As for the new PayPal rules, you can hardly blame them. Far too many con people got on it and abused the rules. Last time I looked there were very few cheap options to take credit cards, other than Google Checkout, which I detest.

I’m sure that eBay itself could take Visa and Mastercard and maybe even Amex without requiring a PayPal account. This way, the buyers wouldn’t have to send in a check or money order, and the sellers could rest assured that the money would be paid out. It would require delivery confirmation/insurance for many items, but hell, I never bought anything without paying for insurance anyway. Insurance is cheap. And the sellers have to pay for listing fees anyway, this way the fees could just be deducted from the payment. Also, eBay could have easily avoided the whole feedback issue if they wrote the software in such a manner so that feedback was only made public when BOTH parties gave it. That is, neither side could hold feedback hostage, and sellers who made a practice of not giving feedback at all would be hurt by their laziness.

Ebay only requires Sellers to have a PayPal account, not buyers.

There’s no way that they are going to let an unregistered seller accept credit card payments - there’s just way too much risk.

Nothing much anymore. Depending on the item you may be able to find a specialized auction site but as a general one-stop outlet for buying and selling? It’s pretty much eBay or nothing.

And in turn, the sellers require every buyer to use PayPal. In my proposal, eBay collects the money from the buyer using a credit card, and then disperses it to the seller, probably using PayPal. So there is still some Evil involved, but only on the seller’s part.

What about Craigslist?

Craigslist is perfect for giving away an old mattress - otherwise, it’s just a waste of time.

Things I’ve gotten from Craigslist:

GPS 50% of list

Snow tires like new (with rims) for my car 20% of list

50K/yr job for 3 years seriously.

Credenza free

leather riding pants 10% of list price

Coffee table for 10 bucks

battery for my cell phone 5 bucks

set of Snap on Tools still in orig packaging 15% of list

Motorcycle for 250 bucks I sold for a grand.

I’m a fan of CL.

I rest my case.
Not a seller’s market.

My printer died the other day, and I was pissed because I just bought a 4-pack of ink. And of course the ink I bought doesn’t work in any new printers.
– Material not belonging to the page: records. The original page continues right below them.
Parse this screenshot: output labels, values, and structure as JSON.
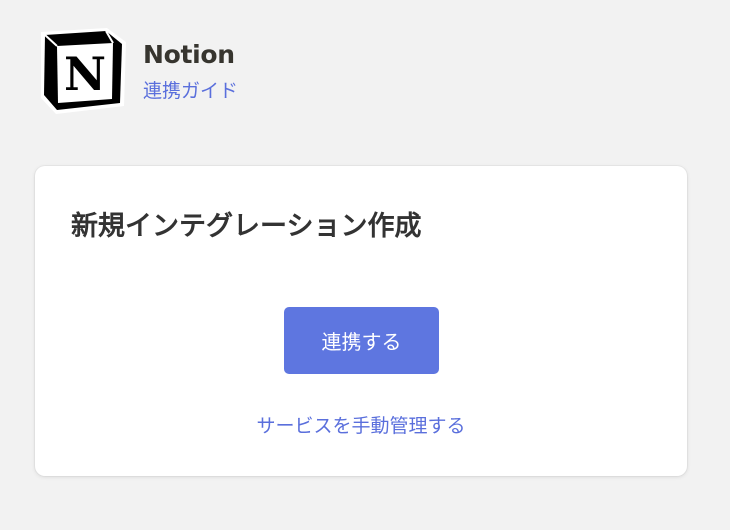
{
  "app": {
    "name": "Notion",
    "guide_link": "連携ガイド",
    "logo_icon": "notion-logo-icon"
  },
  "card": {
    "title": "新規インテグレーション作成",
    "connect_button": "連携する",
    "manual_link": "サービスを手動管理する"
  },
  "colors": {
    "accent": "#5e76e0",
    "link": "#5a6fdc",
    "background": "#f2f2f2"
  }
}
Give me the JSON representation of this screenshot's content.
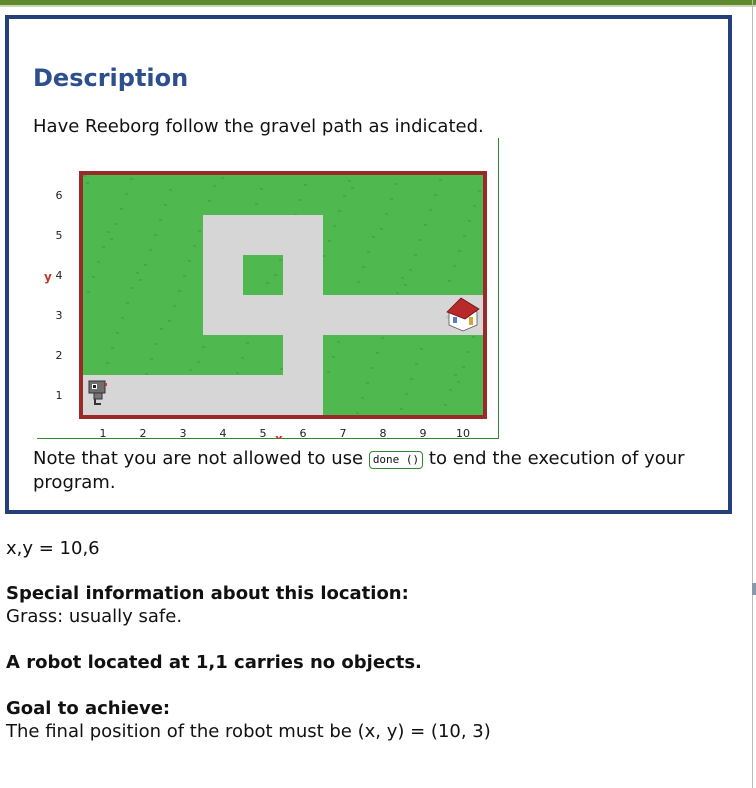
{
  "description": {
    "title": "Description",
    "intro": "Have Reeborg follow the gravel path as indicated.",
    "note_before": "Note that you are not allowed to use",
    "code": "done ()",
    "note_after": "to end the execution of your program."
  },
  "world": {
    "x_axis_label": "x",
    "y_axis_label": "y",
    "x_ticks": [
      "1",
      "2",
      "3",
      "4",
      "5",
      "6",
      "7",
      "8",
      "9",
      "10"
    ],
    "y_ticks": [
      "1",
      "2",
      "3",
      "4",
      "5",
      "6"
    ],
    "columns": 10,
    "rows": 6,
    "gravel_tiles": [
      [
        1,
        1
      ],
      [
        2,
        1
      ],
      [
        3,
        1
      ],
      [
        4,
        1
      ],
      [
        5,
        1
      ],
      [
        6,
        1
      ],
      [
        6,
        2
      ],
      [
        6,
        3
      ],
      [
        7,
        3
      ],
      [
        8,
        3
      ],
      [
        9,
        3
      ],
      [
        10,
        3
      ],
      [
        4,
        3
      ],
      [
        5,
        3
      ],
      [
        4,
        4
      ],
      [
        6,
        4
      ],
      [
        4,
        5
      ],
      [
        5,
        5
      ],
      [
        6,
        5
      ]
    ],
    "robot_position": [
      1,
      1
    ],
    "home_position": [
      10,
      3
    ],
    "colors": {
      "grass": "#4fb84f",
      "gravel": "#d6d6d6",
      "wall": "#9a2a2a",
      "axis_label": "#c0392b",
      "frame": "#2f8a2f"
    }
  },
  "info": {
    "coords": "x,y = 10,6",
    "special_heading": "Special information about this location:",
    "special_text": "Grass: usually safe.",
    "robot_text": "A robot located at 1,1 carries no objects.",
    "goal_heading": "Goal to achieve:",
    "goal_text": "The final position of the robot must be (x, y) = (10, 3)"
  }
}
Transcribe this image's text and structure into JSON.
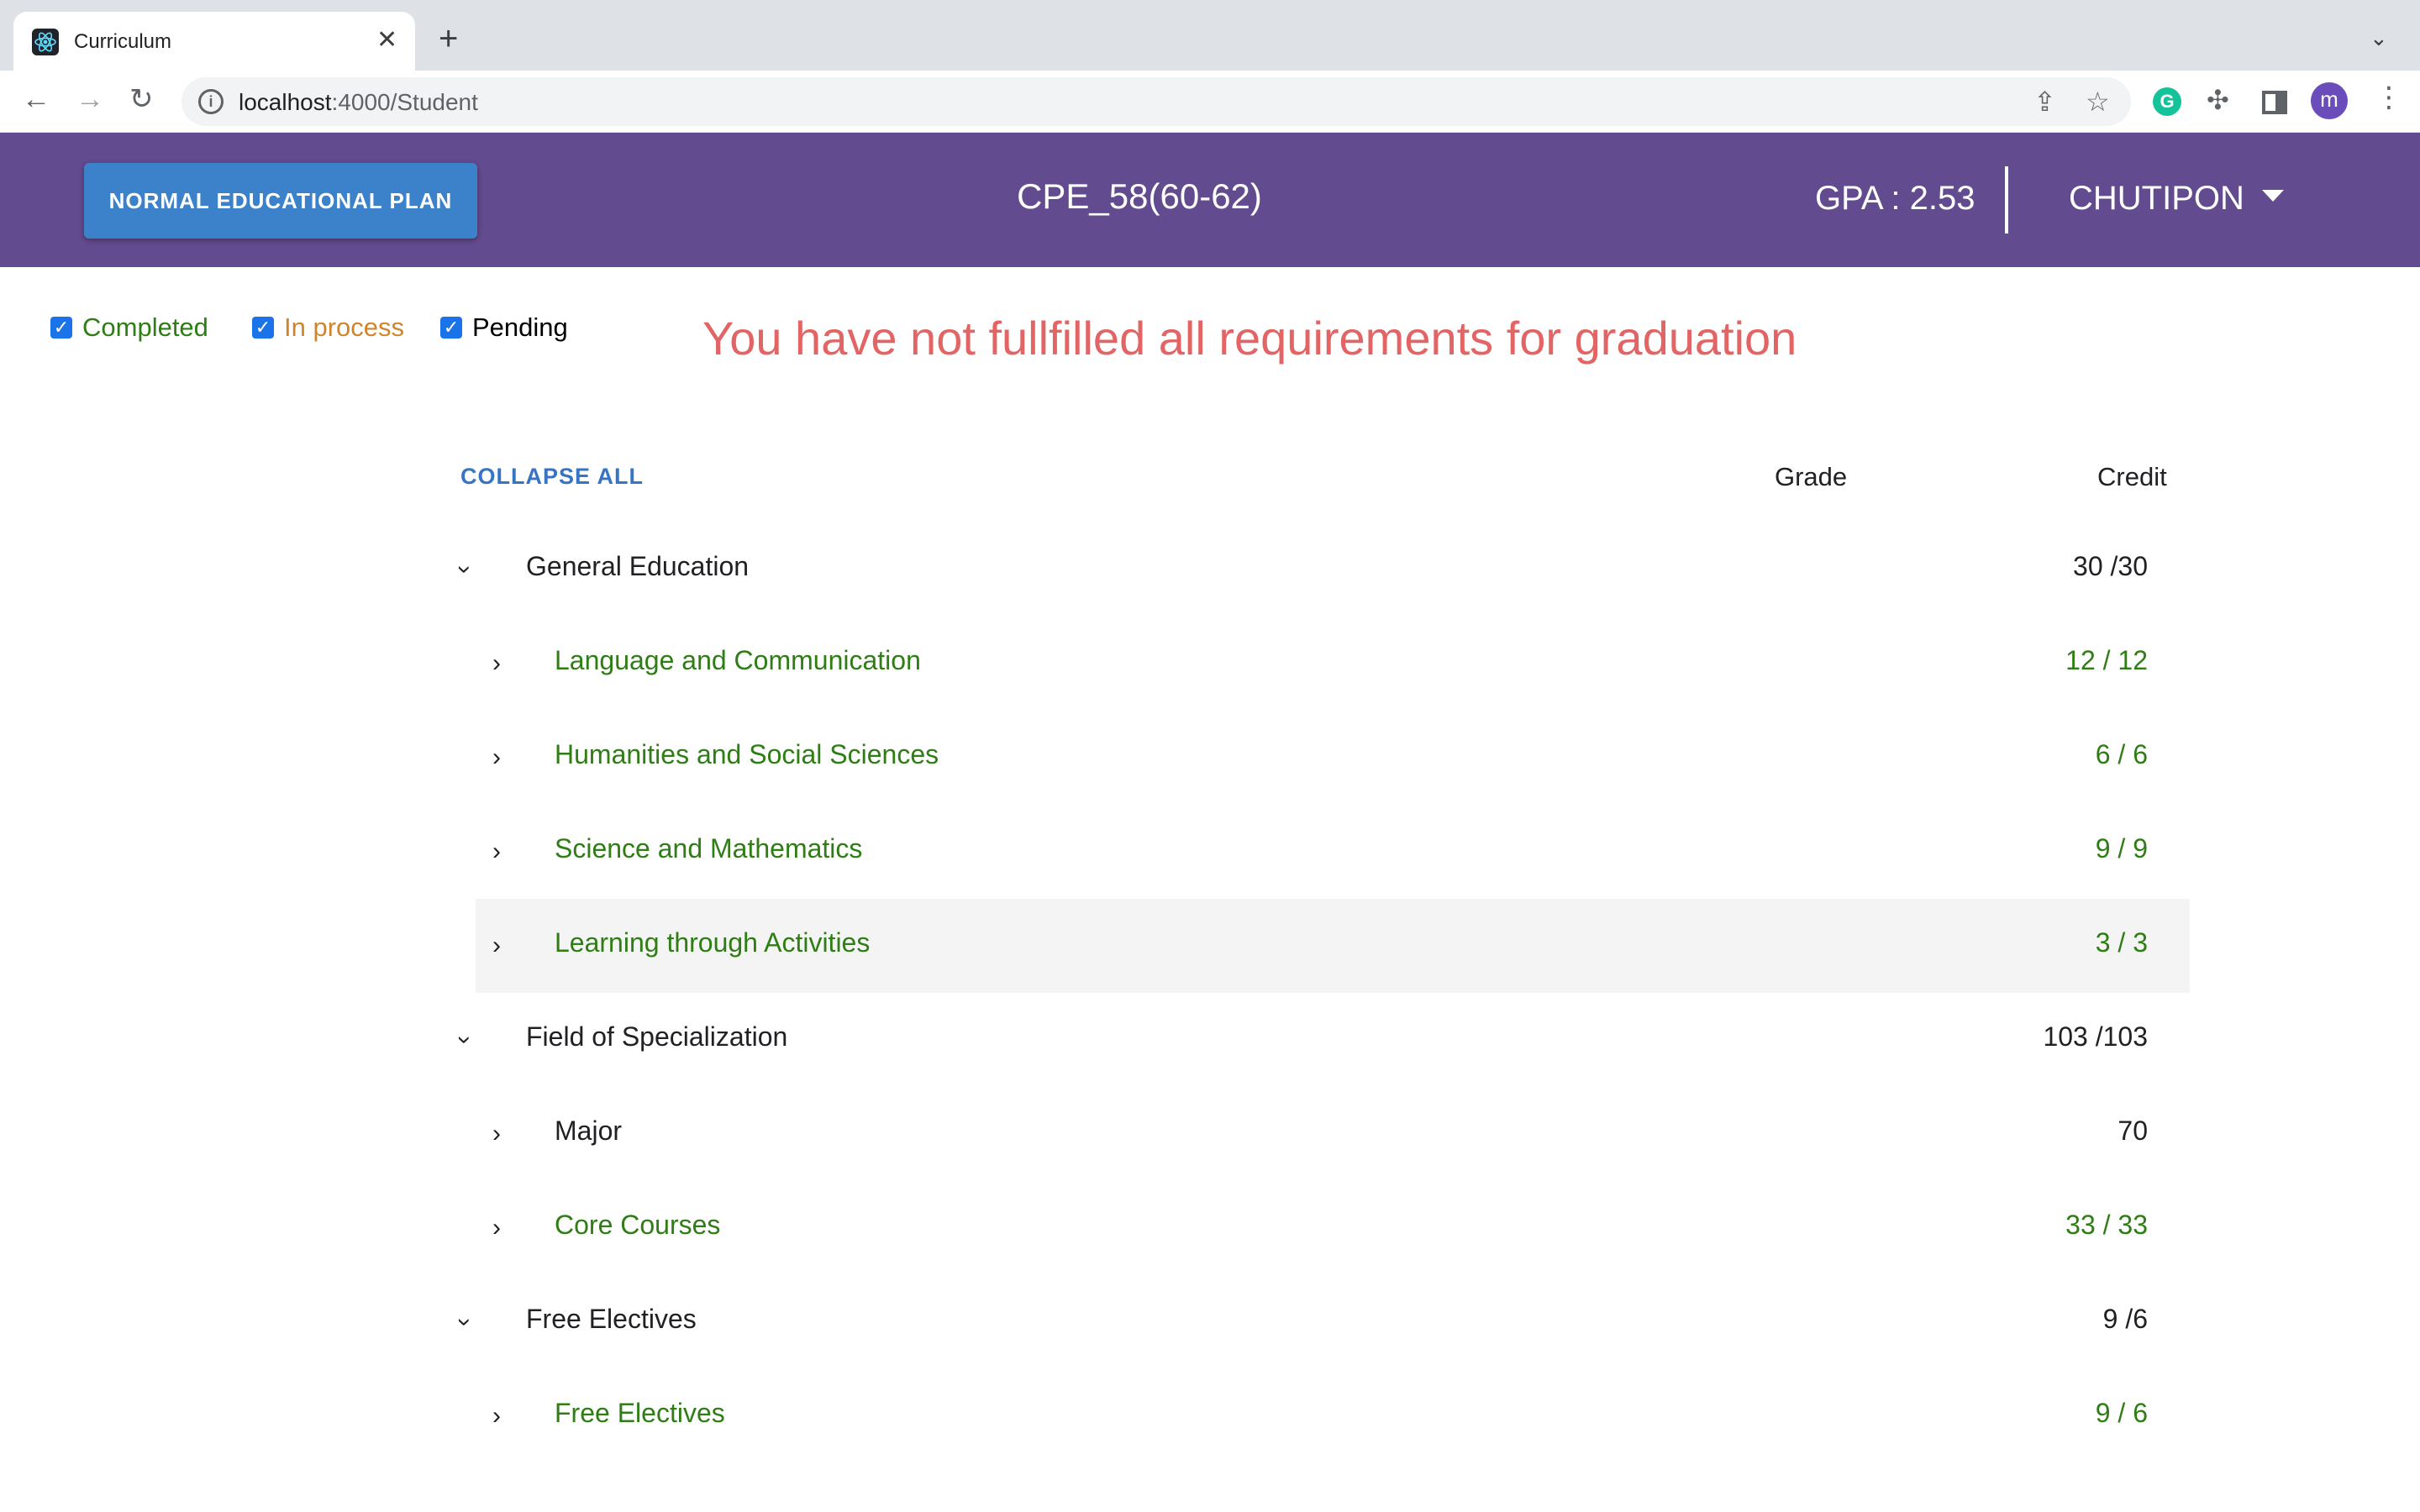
{
  "browser": {
    "tab_title": "Curriculum",
    "url_host": "localhost",
    "url_rest": ":4000/Student",
    "profile_initial": "m",
    "extension_initial": "G"
  },
  "header": {
    "plan_button": "NORMAL EDUCATIONAL PLAN",
    "curriculum": "CPE_58(60-62)",
    "gpa": "GPA : 2.53",
    "user": "CHUTIPON"
  },
  "filters": {
    "completed": "Completed",
    "in_process": "In process",
    "pending": "Pending"
  },
  "warning": "You have not fullfilled all requirements for graduation",
  "table": {
    "collapse_all": "COLLAPSE ALL",
    "grade_header": "Grade",
    "credit_header": "Credit",
    "rows": [
      {
        "label": "General Education",
        "credit": "30 /30"
      },
      {
        "label": "Language and Communication",
        "credit": "12 / 12"
      },
      {
        "label": "Humanities and Social Sciences",
        "credit": "6 / 6"
      },
      {
        "label": "Science and Mathematics",
        "credit": "9 / 9"
      },
      {
        "label": "Learning through Activities",
        "credit": "3 / 3"
      },
      {
        "label": "Field of Specialization",
        "credit": "103 /103"
      },
      {
        "label": "Major",
        "credit": "70"
      },
      {
        "label": "Core Courses",
        "credit": "33 / 33"
      },
      {
        "label": "Free Electives",
        "credit": "9 /6"
      },
      {
        "label": "Free Electives",
        "credit": "9 / 6"
      }
    ]
  },
  "colors": {
    "header_bg": "#624b8e",
    "plan_button": "#3c82ca",
    "completed_green": "#2e7d15",
    "in_process_orange": "#d0852a",
    "warning_red": "#e36464",
    "link_blue": "#3674c4"
  }
}
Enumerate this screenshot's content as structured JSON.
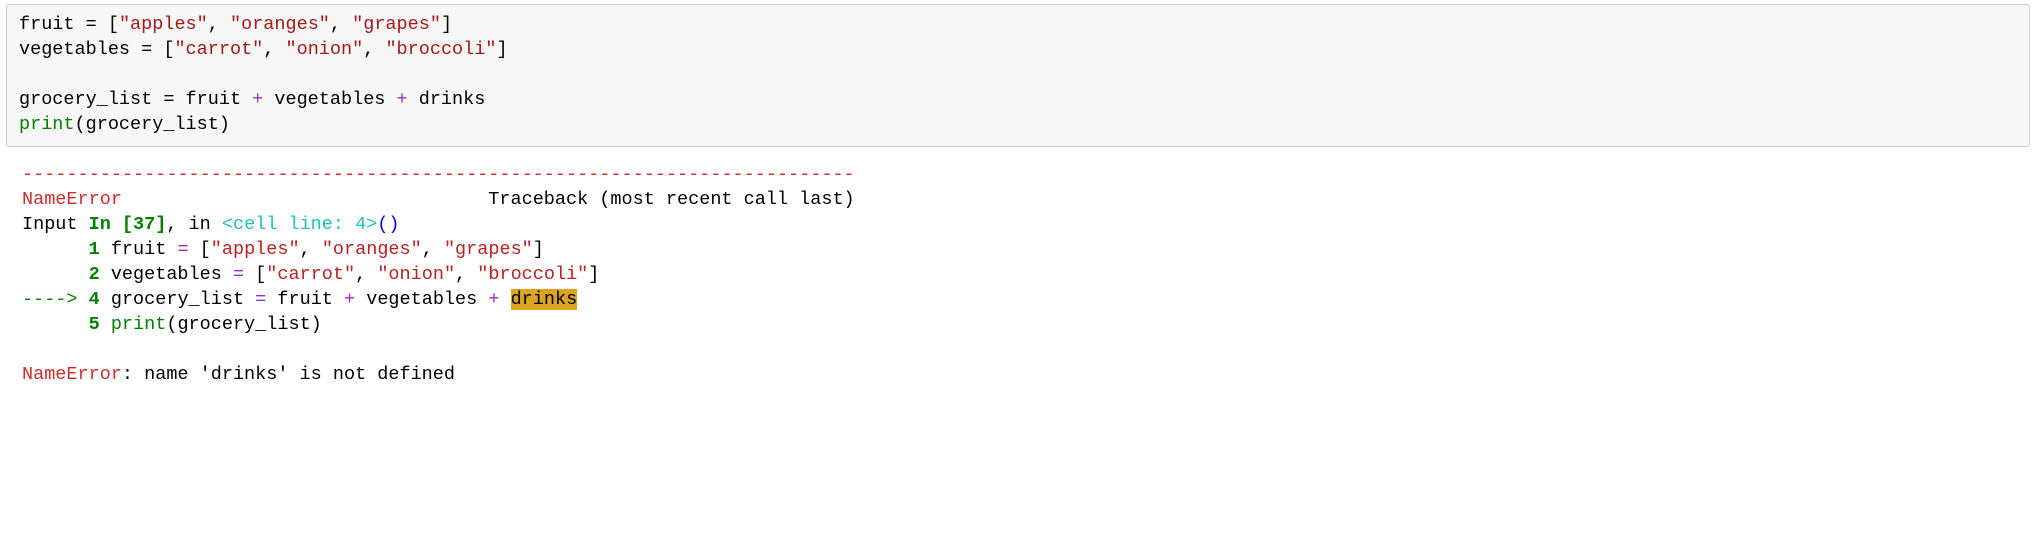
{
  "code": {
    "line1": {
      "var": "fruit",
      "eq": " = [",
      "s1": "\"apples\"",
      "c1": ", ",
      "s2": "\"oranges\"",
      "c2": ", ",
      "s3": "\"grapes\"",
      "close": "]"
    },
    "line2": {
      "var": "vegetables",
      "eq": " = [",
      "s1": "\"carrot\"",
      "c1": ", ",
      "s2": "\"onion\"",
      "c2": ", ",
      "s3": "\"broccoli\"",
      "close": "]"
    },
    "line4": {
      "var": "grocery_list",
      "eq": " = ",
      "a": "fruit",
      "p1": " + ",
      "b": "vegetables",
      "p2": " + ",
      "c": "drinks"
    },
    "line5": {
      "fn": "print",
      "open": "(",
      "arg": "grocery_list",
      "close": ")"
    }
  },
  "traceback": {
    "dashes": "---------------------------------------------------------------------------",
    "err_type": "NameError",
    "tb_label": "                                 Traceback (most recent call last)",
    "input_prefix": "Input ",
    "in_label": "In [37]",
    "in_sep": ", in ",
    "cell_line": "<cell line: 4>",
    "parens": "()",
    "line1_num": "      1",
    "line1_txt": " fruit ",
    "line1_eq": "=",
    "line1_rest_open": " [",
    "line1_s1": "\"apples\"",
    "line1_c1": ", ",
    "line1_s2": "\"oranges\"",
    "line1_c2": ", ",
    "line1_s3": "\"grapes\"",
    "line1_close": "]",
    "line2_num": "      2",
    "line2_txt": " vegetables ",
    "line2_eq": "=",
    "line2_rest_open": " [",
    "line2_s1": "\"carrot\"",
    "line2_c1": ", ",
    "line2_s2": "\"onion\"",
    "line2_c2": ", ",
    "line2_s3": "\"broccoli\"",
    "line2_close": "]",
    "arrow": "----> ",
    "line4_num": "4",
    "line4_txt": " grocery_list ",
    "line4_eq": "=",
    "line4_a": " fruit ",
    "line4_p1": "+",
    "line4_b": " vegetables ",
    "line4_p2": "+",
    "line4_sp": " ",
    "line4_hl": "drinks",
    "line5_num": "      5",
    "line5_fn": " print",
    "line5_arg": "(grocery_list)",
    "final_err": "NameError",
    "final_msg": ": name 'drinks' is not defined"
  }
}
So I looked at eBay first for the exact model of my old printer. Someone had it on Buy It Now, for the same price as I bought it for 5 years ago :-/

For some reason I ended up on Amazon, and found the exact printer for $70 instead of $179. In fact, a few Marketplace sellers had it at that price.

I ordered it, got all the spiffy Amazon points on my Amazon Visa, and it arrived at my doorstep 25 hours later (three weeks before their estimated shipping date). The seller put a new box of pens in with my printer, and there were 2 ink carts in there too.

I’ll be checking Amazon Marketplace before eBay now, for buying stuff I’d normally buy with Buy It Now (which is pretty much everything anymore).

Seems to me that if eBay drives away enough private sellers (attic clearers, specialist collectors, etc.), there’ll have to be someone waiting to meet that market. Besides iffy credit, what are the barriers to serving it?